32 x 20 cm. Einblattdruck mit Abbildung der Totenmaske., Kraus Abschiedsworte

Bemerkung:

In Form einer Todesanzeige mit breiterem schwarzen Rand gestaltet, einseitig bedruckt mit den beiden kurzen Reden und Abbildung der Totenmaske. Karl Kraus war am 12. Juni gestorben. Der Architekt und Mäzen Karl Jaray (1878-1951) widmete sich in seinem Ruhestand seit 1925 dem 'Theater der Dichtung', zuletzt der Herausgabe von 'Shakespeares Dramen' und der Erstellung eines Schlagwortregisters der Fackel. Er hatte den Film zum 60. Geburtstag finanziert (nicht zuletzt auch den 'Brenner' unterstützt) und gehört zu den im Testament bedachten Erben. Entgegen gelegentlich vorkommenden Anmerkungen, ist er nicht Vater des Schauspielers Hans Jaray (dies ist zwar ebenfalls ein Karl Jaray, jedoch der Sohn von Sandor Jaray sen.).

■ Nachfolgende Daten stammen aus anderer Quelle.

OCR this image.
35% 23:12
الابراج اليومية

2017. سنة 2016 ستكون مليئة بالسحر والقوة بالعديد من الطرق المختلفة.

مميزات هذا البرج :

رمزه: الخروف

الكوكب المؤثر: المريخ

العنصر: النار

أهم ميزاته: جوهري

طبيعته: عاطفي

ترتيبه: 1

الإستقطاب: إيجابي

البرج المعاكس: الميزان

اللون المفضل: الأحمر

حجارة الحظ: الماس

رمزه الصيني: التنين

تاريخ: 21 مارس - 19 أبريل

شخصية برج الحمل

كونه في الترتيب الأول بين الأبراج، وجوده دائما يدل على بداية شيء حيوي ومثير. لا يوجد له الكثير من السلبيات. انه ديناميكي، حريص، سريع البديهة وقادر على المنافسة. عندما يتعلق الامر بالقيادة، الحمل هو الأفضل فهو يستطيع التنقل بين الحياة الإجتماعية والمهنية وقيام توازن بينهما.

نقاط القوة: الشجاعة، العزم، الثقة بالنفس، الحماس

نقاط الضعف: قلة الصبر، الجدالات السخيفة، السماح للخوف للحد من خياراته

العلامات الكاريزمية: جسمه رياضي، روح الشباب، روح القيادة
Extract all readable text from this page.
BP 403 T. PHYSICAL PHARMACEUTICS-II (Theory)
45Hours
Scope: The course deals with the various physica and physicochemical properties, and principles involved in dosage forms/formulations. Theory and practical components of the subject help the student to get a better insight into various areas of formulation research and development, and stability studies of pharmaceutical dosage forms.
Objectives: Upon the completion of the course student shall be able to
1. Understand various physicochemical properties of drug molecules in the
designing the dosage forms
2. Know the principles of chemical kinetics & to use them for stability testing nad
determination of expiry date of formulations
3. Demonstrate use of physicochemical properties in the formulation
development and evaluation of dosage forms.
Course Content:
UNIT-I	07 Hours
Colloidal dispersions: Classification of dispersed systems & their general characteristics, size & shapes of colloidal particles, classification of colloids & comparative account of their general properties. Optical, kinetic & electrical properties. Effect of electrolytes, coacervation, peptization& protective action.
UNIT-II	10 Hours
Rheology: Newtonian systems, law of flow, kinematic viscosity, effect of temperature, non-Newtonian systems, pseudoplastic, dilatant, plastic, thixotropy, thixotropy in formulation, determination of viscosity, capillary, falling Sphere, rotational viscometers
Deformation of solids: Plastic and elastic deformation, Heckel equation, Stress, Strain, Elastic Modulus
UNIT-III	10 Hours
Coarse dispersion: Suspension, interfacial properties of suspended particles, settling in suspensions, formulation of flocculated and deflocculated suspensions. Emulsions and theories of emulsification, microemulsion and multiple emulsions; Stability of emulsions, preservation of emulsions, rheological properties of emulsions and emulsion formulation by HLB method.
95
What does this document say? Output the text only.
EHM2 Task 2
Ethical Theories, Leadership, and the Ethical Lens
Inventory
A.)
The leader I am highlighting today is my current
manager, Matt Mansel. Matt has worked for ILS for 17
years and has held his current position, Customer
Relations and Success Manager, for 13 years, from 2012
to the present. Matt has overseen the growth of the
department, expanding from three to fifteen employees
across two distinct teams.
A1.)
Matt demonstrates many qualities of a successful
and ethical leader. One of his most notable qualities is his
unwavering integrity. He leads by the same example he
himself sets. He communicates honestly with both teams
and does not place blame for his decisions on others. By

Nach dem Tod von Oskar Samek repräsentierte allein Heinrich Fischer (1896-1974) Erbe und Nachlassverwaltung. Die Totenmaske hatte der Bildhauer und Schauspieler Alexander (Sandor jun.) Járay (1870-1943) abgenommen. Er heiratete im nämlichen Jahr die Besitzerin der Galerie Würthle, Lea Bondi (zuvor war er mit Karoline von Nagy-Buck vermählt gewesen). Alle genannten stammen von den aus Temesvar nach Wien eingewanderten Brüdern Jeitteles (Sigmund, Sandor sen. und Adolf ab, erstere in Wien in der Möbelbranche als Kunsttischler, Tapezierer und Vergolder sehr erfolgreich, Adolf als Geschäftsmann und Sänger in der Stephanskirche). Knickfalte, Rand mit leichten Läsuren.